MicroRNA-99a is a Potential Target for Regulating Hypothalamic Synaptic Plasticity in the Peri/Postmenopausal Depression Model

Abstract

Accumulating evidence has demonstrated that there is a growing trend of menopausal women suffering from depression. However, the pathogenesis of menopausal depression still remains unclear. Hence, this paper aims to reveal the pathological mechanisms involved in postmenopausal depression by using a novel peri- to postmenopausal depression model induced by a two-step ovariectomy plus chronic mild stress (CMS). The results of metabolic chambers and serum hormone/cytokine determination revealed that peri/postmenopausal depressive mice exhibited endocrine and metabolic disorders. Electrophysiological recordings indicated that the hippocampal synaptic transmission was compromised. Compared to the sham group, the microRNA-99a (miR-99a) level decreased significantly in the hypothalamus, and its target FK506-binding protein 51 (FKBP51) enormously increased; in contrast, the nuclear translocation of the progesterone receptor (PR) decreased in hypothalamic paraventricular nucleus (PVN) in the peri/postmenopausal depression mouse model. Additionally, synaptic proteins, including postsynaptic density protein 95 (PSD-95) and synaptophysin (SYN), showed a similar decrease in the hypothalamus. Accordingly, the present work suggests that miR-99a may be involved in the regulation of hypothalamic synaptic plasticity and that it might be a potential therapeutic target for peri/postmenopausal depression.

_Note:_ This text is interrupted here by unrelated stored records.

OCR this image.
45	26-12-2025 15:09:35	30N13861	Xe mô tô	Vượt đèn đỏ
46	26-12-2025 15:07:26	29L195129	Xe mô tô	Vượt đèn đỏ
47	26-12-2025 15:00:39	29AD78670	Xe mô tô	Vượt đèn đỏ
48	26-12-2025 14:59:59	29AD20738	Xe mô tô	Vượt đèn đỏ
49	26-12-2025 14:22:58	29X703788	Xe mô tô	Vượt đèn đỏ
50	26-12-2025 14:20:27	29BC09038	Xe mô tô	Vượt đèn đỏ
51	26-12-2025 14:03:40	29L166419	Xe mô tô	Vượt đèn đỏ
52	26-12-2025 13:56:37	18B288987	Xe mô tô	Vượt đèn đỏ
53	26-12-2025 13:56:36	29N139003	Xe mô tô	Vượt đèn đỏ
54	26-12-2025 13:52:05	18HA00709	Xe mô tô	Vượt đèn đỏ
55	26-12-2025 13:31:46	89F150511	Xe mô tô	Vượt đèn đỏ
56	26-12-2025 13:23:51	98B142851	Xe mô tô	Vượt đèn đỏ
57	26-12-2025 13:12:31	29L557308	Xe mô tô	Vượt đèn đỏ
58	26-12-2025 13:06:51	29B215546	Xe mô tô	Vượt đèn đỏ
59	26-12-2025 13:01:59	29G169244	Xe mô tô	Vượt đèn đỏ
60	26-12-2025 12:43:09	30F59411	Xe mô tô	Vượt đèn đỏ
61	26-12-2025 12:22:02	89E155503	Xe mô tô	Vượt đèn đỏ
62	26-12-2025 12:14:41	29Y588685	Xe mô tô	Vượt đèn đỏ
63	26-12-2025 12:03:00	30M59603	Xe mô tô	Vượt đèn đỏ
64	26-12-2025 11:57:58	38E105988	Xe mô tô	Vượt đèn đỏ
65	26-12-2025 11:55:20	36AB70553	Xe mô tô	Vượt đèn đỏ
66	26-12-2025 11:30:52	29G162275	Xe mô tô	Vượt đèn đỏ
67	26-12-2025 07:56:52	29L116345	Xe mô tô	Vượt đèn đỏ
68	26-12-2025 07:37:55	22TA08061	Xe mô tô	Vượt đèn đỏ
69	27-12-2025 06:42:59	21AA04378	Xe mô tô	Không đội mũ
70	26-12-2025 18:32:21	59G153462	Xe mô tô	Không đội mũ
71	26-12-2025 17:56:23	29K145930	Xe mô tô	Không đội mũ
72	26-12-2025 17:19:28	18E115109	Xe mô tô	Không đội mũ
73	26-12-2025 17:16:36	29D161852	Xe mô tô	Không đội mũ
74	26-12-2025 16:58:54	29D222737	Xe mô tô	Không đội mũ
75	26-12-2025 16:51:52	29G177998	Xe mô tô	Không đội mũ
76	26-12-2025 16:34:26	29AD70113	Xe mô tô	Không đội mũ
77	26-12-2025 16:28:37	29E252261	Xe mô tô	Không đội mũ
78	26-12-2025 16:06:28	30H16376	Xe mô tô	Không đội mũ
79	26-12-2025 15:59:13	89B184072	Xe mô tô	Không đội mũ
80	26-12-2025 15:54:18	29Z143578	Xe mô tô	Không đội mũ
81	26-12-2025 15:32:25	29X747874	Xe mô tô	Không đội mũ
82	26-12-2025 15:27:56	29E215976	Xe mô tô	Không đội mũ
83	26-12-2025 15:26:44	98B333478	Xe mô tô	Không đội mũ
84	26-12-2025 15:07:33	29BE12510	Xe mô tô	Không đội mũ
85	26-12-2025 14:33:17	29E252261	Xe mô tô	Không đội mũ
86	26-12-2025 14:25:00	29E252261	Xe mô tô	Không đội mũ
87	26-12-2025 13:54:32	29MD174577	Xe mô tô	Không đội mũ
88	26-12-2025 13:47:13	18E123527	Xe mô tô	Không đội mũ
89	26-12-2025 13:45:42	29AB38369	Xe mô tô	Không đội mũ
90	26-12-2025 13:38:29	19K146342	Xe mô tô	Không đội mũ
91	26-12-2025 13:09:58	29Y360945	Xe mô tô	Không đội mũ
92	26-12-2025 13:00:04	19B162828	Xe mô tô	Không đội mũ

Keywords: FKBP51; hypothalamic synaptic plasticity; miR-99a; peri/postmenopausal depression; progesterone receptor.

Figure 1

Peri/postmenopausal depression disturbed neuroendocrine and metabolic activity. The insets on the left show the changing curves of weight (A), carbon dioxide production (B), oxygen consumption (C), physical activity (D), heat production (E), drinking (F), and feed (G) overtime between the sham group and the model group (CMS+UO+UO) across 24 h. The insets on the right of every section show the quantifications of the total alterations. (H) The detection of blood glucose in the two groups.

Figure 2

Peri/postmenopausal depression existed in an autonomic nervous dysfunctional and chronic inflammatory status and with synaptic transmission injury. (A–H) The expression of hormones and cytokines, including progestin, aldosterone, T3, insulin, S-100, IL-1β, TNF-α, and TGF-β in the blood, detected by ELISA. Data are presented as means ± SEMs, n = 4~5, ** p < 0.01, *** p < 0.001 versus sham. (I,J) Hippocampal synaptic LTP induced by high-frequency stimulation at 100 Hz was recorded in the sham group and in the CMS+UO+UO group.

Figure 3

The expression level of miR-99a was downregulated in the hypothalamus of peri/postmenopausal depressive mice. (A) The microRNA (miRNA) expression profile analyzed by a miRNA chip between the sham group and the CMS+UO+UO model. (B) Quantification of miRNAs in the two groups screened from the chip. (C) The miR-99a expression levels in the hypothalamus, hippocampus, corpus striatum, and prefrontal cortex were detected by quantitative reverse transcription-polymerase chain reaction (qRT-PCR). (D) MiR-99a bonds to the 3′UTR of FKBP51. Data are presented as means ± SEMs, n = 4–5, * p < 0.05, ** p < 0.01, *** p < 0.001 versus sham.

Figure 4

Hypothalamic progesterone (PR) nuclear translocation decreased and FKBP51 was upregulated in peri/postmenopausal depression. (A–C) The expression of FKBP51 in the hypothalamus was detected by western blot and immunofluorescence. (D–G) The expression of PR in the nucleus and cytoplasm of the hypothalamus was detected by western blot using Lamin b1 and GAPDH as loading controls. Data are presented as means ± SEMs, n = 4–5, ** p < 0.01, *** p < 0.001 versus sham; ^# p < 0.05, ^### p < 0.001 versus CMS group.

Figure 5

Hypothalamic synaptic plasticity injury in peri/postmenopausal depressive model mice. (A–D) The expression of synaptic proteins (PSD-95) and synaptophysin in the PVN in the sham, CMS, and CMS+UO+UO groups was detected by western blot and Immunofluorescence (IF). (E) The morphologies of synaptic structure in the hypothalamus in the sham, CMS, and CMS+UO+UO groups were detected by transmission electron microscope. Data are presented as means ± SEMs, n = 4–5, * p < 0.05, ** p < 0.01 versus sham.